Secondly, even assuming that the service upon Atty. Nolasco was valid and effective, such that
the remaining period for the UP to take a timely appeal would end by May 23, 2002, it would still
not be correct to find that the judgment of the RTC became final and immutable thereafter due to
the notice of appeal being filed too late on June 3, 2002. In so declaring the judgment of the RTC
as final against the UP, the CA and the RTC applied the rule contained in the second paragraph
of Section 3, Rule 41 of the Rules of Court to the effect that the filing of a motion for
reconsideration interrupted the running of the period for filing the appeal; and that the period
resumed upon notice of the denial of the motion for reconsideration. For that reason, the CA and
the RTC might not be taken to task for strictly adhering to the rule then prevailing.
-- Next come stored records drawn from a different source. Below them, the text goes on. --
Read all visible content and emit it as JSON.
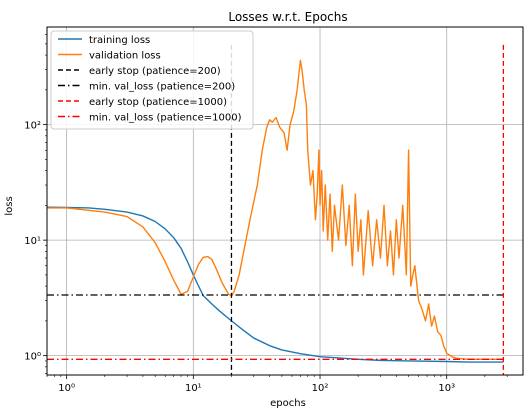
{
  "chart_data": {
    "type": "line",
    "title": "Losses w.r.t. Epochs",
    "xlabel": "epochs",
    "ylabel": "loss",
    "xscale": "log",
    "yscale": "log",
    "xlim": [
      0.7,
      4000
    ],
    "ylim": [
      0.68,
      700
    ],
    "grid": true,
    "legend_position": "top-left",
    "x_ticks": [
      {
        "value": 1,
        "label": "10⁰"
      },
      {
        "value": 10,
        "label": "10¹"
      },
      {
        "value": 100,
        "label": "10²"
      },
      {
        "value": 1000,
        "label": "10³"
      }
    ],
    "y_ticks": [
      {
        "value": 1,
        "label": "10⁰"
      },
      {
        "value": 10,
        "label": "10¹"
      },
      {
        "value": 100,
        "label": "10²"
      }
    ],
    "series": [
      {
        "name": "training loss",
        "color": "#1f77b4",
        "points": [
          [
            0.7,
            19.3
          ],
          [
            1,
            19.2
          ],
          [
            1.5,
            19
          ],
          [
            2,
            18.5
          ],
          [
            3,
            17.5
          ],
          [
            4,
            16.2
          ],
          [
            5,
            14.5
          ],
          [
            6,
            12.5
          ],
          [
            7,
            10.5
          ],
          [
            8,
            8.5
          ],
          [
            9,
            6.5
          ],
          [
            10,
            5
          ],
          [
            11,
            4
          ],
          [
            12,
            3.3
          ],
          [
            14,
            2.8
          ],
          [
            16,
            2.45
          ],
          [
            20,
            2.0
          ],
          [
            25,
            1.65
          ],
          [
            30,
            1.42
          ],
          [
            40,
            1.22
          ],
          [
            50,
            1.12
          ],
          [
            70,
            1.04
          ],
          [
            100,
            0.98
          ],
          [
            150,
            0.95
          ],
          [
            200,
            0.93
          ],
          [
            300,
            0.91
          ],
          [
            500,
            0.9
          ],
          [
            1000,
            0.89
          ],
          [
            1500,
            0.88
          ],
          [
            2000,
            0.88
          ],
          [
            2800,
            0.88
          ]
        ]
      },
      {
        "name": "validation loss",
        "color": "#ff7f0e",
        "points": [
          [
            0.7,
            19
          ],
          [
            1,
            19
          ],
          [
            2,
            17.5
          ],
          [
            3,
            16
          ],
          [
            4,
            13
          ],
          [
            5,
            9.5
          ],
          [
            6,
            6.5
          ],
          [
            7,
            4.5
          ],
          [
            8,
            3.4
          ],
          [
            9,
            3.6
          ],
          [
            10,
            4.8
          ],
          [
            11,
            6.2
          ],
          [
            12,
            7.1
          ],
          [
            13,
            7.2
          ],
          [
            14,
            6.8
          ],
          [
            15,
            5.8
          ],
          [
            17,
            4.2
          ],
          [
            19,
            3.4
          ],
          [
            20,
            3.3
          ],
          [
            21,
            3.6
          ],
          [
            23,
            5
          ],
          [
            25,
            8
          ],
          [
            28,
            15
          ],
          [
            32,
            30
          ],
          [
            35,
            60
          ],
          [
            38,
            95
          ],
          [
            40,
            110
          ],
          [
            42,
            105
          ],
          [
            45,
            115
          ],
          [
            48,
            95
          ],
          [
            52,
            85
          ],
          [
            55,
            60
          ],
          [
            58,
            100
          ],
          [
            62,
            130
          ],
          [
            66,
            200
          ],
          [
            70,
            360
          ],
          [
            72,
            300
          ],
          [
            75,
            200
          ],
          [
            78,
            150
          ],
          [
            80,
            60
          ],
          [
            84,
            30
          ],
          [
            88,
            40
          ],
          [
            92,
            15
          ],
          [
            95,
            25
          ],
          [
            98,
            60
          ],
          [
            100,
            20
          ],
          [
            103,
            40
          ],
          [
            106,
            12
          ],
          [
            110,
            30
          ],
          [
            115,
            10
          ],
          [
            120,
            25
          ],
          [
            125,
            8
          ],
          [
            130,
            20
          ],
          [
            140,
            10
          ],
          [
            150,
            30
          ],
          [
            160,
            9
          ],
          [
            170,
            20
          ],
          [
            180,
            6
          ],
          [
            190,
            25
          ],
          [
            200,
            8
          ],
          [
            210,
            15
          ],
          [
            220,
            5
          ],
          [
            240,
            18
          ],
          [
            260,
            6
          ],
          [
            280,
            15
          ],
          [
            300,
            7
          ],
          [
            320,
            20
          ],
          [
            340,
            6
          ],
          [
            360,
            12
          ],
          [
            380,
            5
          ],
          [
            400,
            15
          ],
          [
            420,
            7
          ],
          [
            450,
            20
          ],
          [
            480,
            5
          ],
          [
            500,
            60
          ],
          [
            520,
            4
          ],
          [
            540,
            5
          ],
          [
            560,
            6
          ],
          [
            600,
            3
          ],
          [
            640,
            2.5
          ],
          [
            680,
            2
          ],
          [
            720,
            2.8
          ],
          [
            760,
            1.8
          ],
          [
            800,
            2.2
          ],
          [
            850,
            1.6
          ],
          [
            900,
            1.5
          ],
          [
            950,
            1.2
          ],
          [
            1000,
            1.05
          ],
          [
            1100,
            0.98
          ],
          [
            1200,
            0.95
          ],
          [
            1300,
            0.94
          ],
          [
            1500,
            0.93
          ],
          [
            2000,
            0.93
          ],
          [
            2800,
            0.93
          ]
        ]
      },
      {
        "name": "early stop (patience=200)",
        "color": "#000000",
        "style": "dashed",
        "orientation": "vertical",
        "x": 20
      },
      {
        "name": "min. val_loss (patience=200)",
        "color": "#000000",
        "style": "dashdot",
        "orientation": "horizontal",
        "y": 3.35
      },
      {
        "name": "early stop (patience=1000)",
        "color": "#ff0000",
        "style": "dashed",
        "orientation": "vertical",
        "x": 2800
      },
      {
        "name": "min. val_loss (patience=1000)",
        "color": "#ff0000",
        "style": "dashdot",
        "orientation": "horizontal",
        "y": 0.93
      }
    ]
  }
}
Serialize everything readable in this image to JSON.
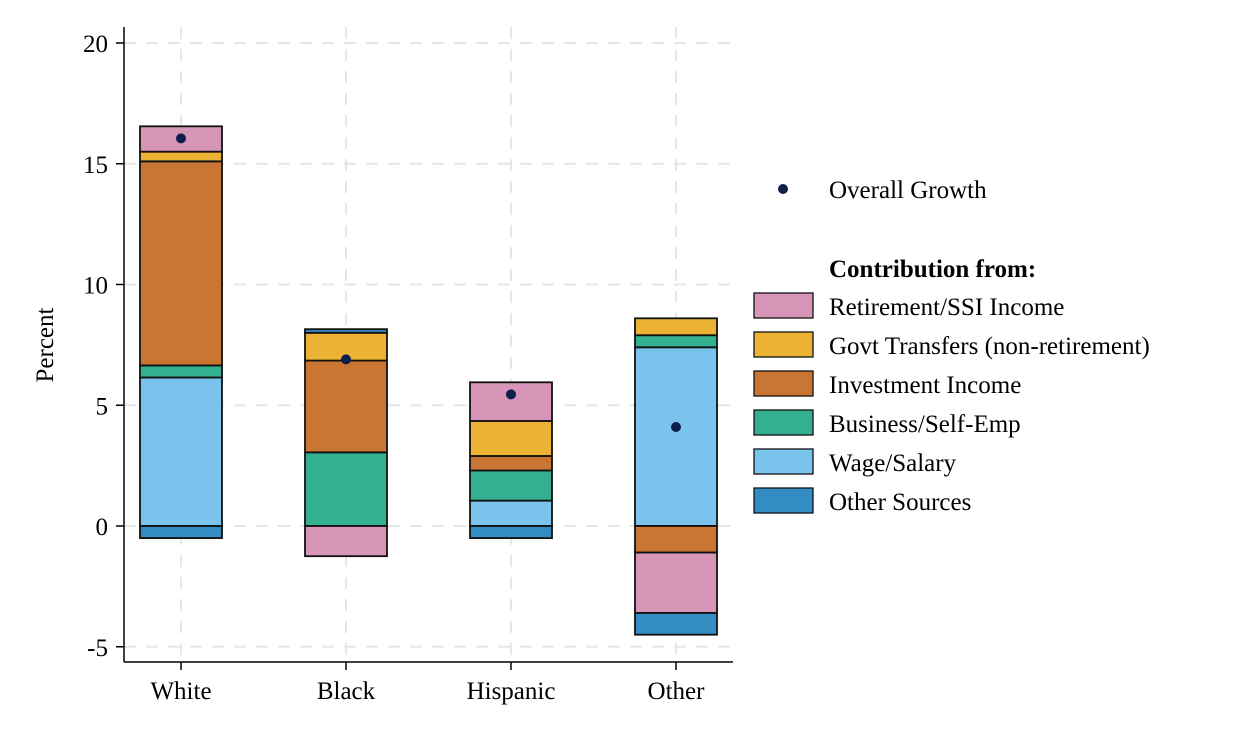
{
  "chart_data": {
    "type": "bar",
    "stacked": true,
    "title": "",
    "xlabel": "",
    "ylabel": "Percent",
    "ylim": [
      -5,
      20
    ],
    "yticks": [
      -5,
      0,
      5,
      10,
      15,
      20
    ],
    "grid": true,
    "legend_position": "right",
    "categories": [
      "White",
      "Black",
      "Hispanic",
      "Other"
    ],
    "legend_heading": "Contribution from:",
    "series": [
      {
        "name": "Wage/Salary",
        "color": "#7ac3ec",
        "values": [
          6.15,
          0,
          1.05,
          7.4
        ]
      },
      {
        "name": "Business/Self-Emp",
        "color": "#33b08f",
        "values": [
          0.5,
          3.05,
          1.25,
          0.5
        ]
      },
      {
        "name": "Investment Income",
        "color": "#c97634",
        "values": [
          8.45,
          3.8,
          0.6,
          -1.1
        ]
      },
      {
        "name": "Govt Transfers (non-retirement)",
        "color": "#ebb234",
        "values": [
          0.4,
          1.15,
          1.45,
          0.7
        ]
      },
      {
        "name": "Retirement/SSI Income",
        "color": "#d795b8",
        "values": [
          1.05,
          -1.25,
          1.6,
          -2.5
        ]
      },
      {
        "name": "Other Sources",
        "color": "#338cc2",
        "values": [
          -0.5,
          0.15,
          -0.5,
          -0.9
        ]
      }
    ],
    "legend_order": [
      "Retirement/SSI Income",
      "Govt Transfers (non-retirement)",
      "Investment Income",
      "Business/Self-Emp",
      "Wage/Salary",
      "Other Sources"
    ],
    "overall": {
      "name": "Overall Growth",
      "color": "#0d1f4a",
      "values": [
        16.05,
        6.9,
        5.45,
        4.1
      ]
    }
  }
}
However, equity calls for the retroactive application in the UPs favor of the fresh-period rule that
the Court first announced in mid-September of 2005 through its ruling in Neypes v. Court of
Appeals, viz: "to standardize the appeal periods provided in the Rules and to afford litigants fair
opportunity to appeal their cases, the Court deems it practical to allow a fresh period of 15 days
within which to file the notice of appeal in the Regional Trial Court, counted from receipt of the
order dismissing a motion for a new trial or motion for reconsideration." The retroactive application
of the fresh-period rule, a procedural law that aims "to regiment or make the appeal period
uniform, to be counted from receipt of the order denying the motion for new trial, motion for
reconsideration (whether full or partial) or any final order or resolution," is impervious to any
serious challenge. This is because there are no vested rights in rules of procedure.

Consequently, even if the reckoning started from May 17, 2002, when Atty. Nolasco received the
denial, the UPs filing on June 3, 2002 of the notice of appeal was not tardy within the context of
the fresh-period rule. For the UP, the fresh period of 15-days counted from service of the denial
of the motion for reconsideration would end on June 1, 2002, which was a Saturday. Hence, the
UP had until the next working day, or June 3, 2002, a Monday, within which to appeal, conformably
with Section 1 of Rule 22, Rules of Court, which holds that: "If the last day of the period, as thus
computed, falls on a Saturday, a Sunday, or a legal holiday in the place where the court sits, the
time shall not run until the next working day.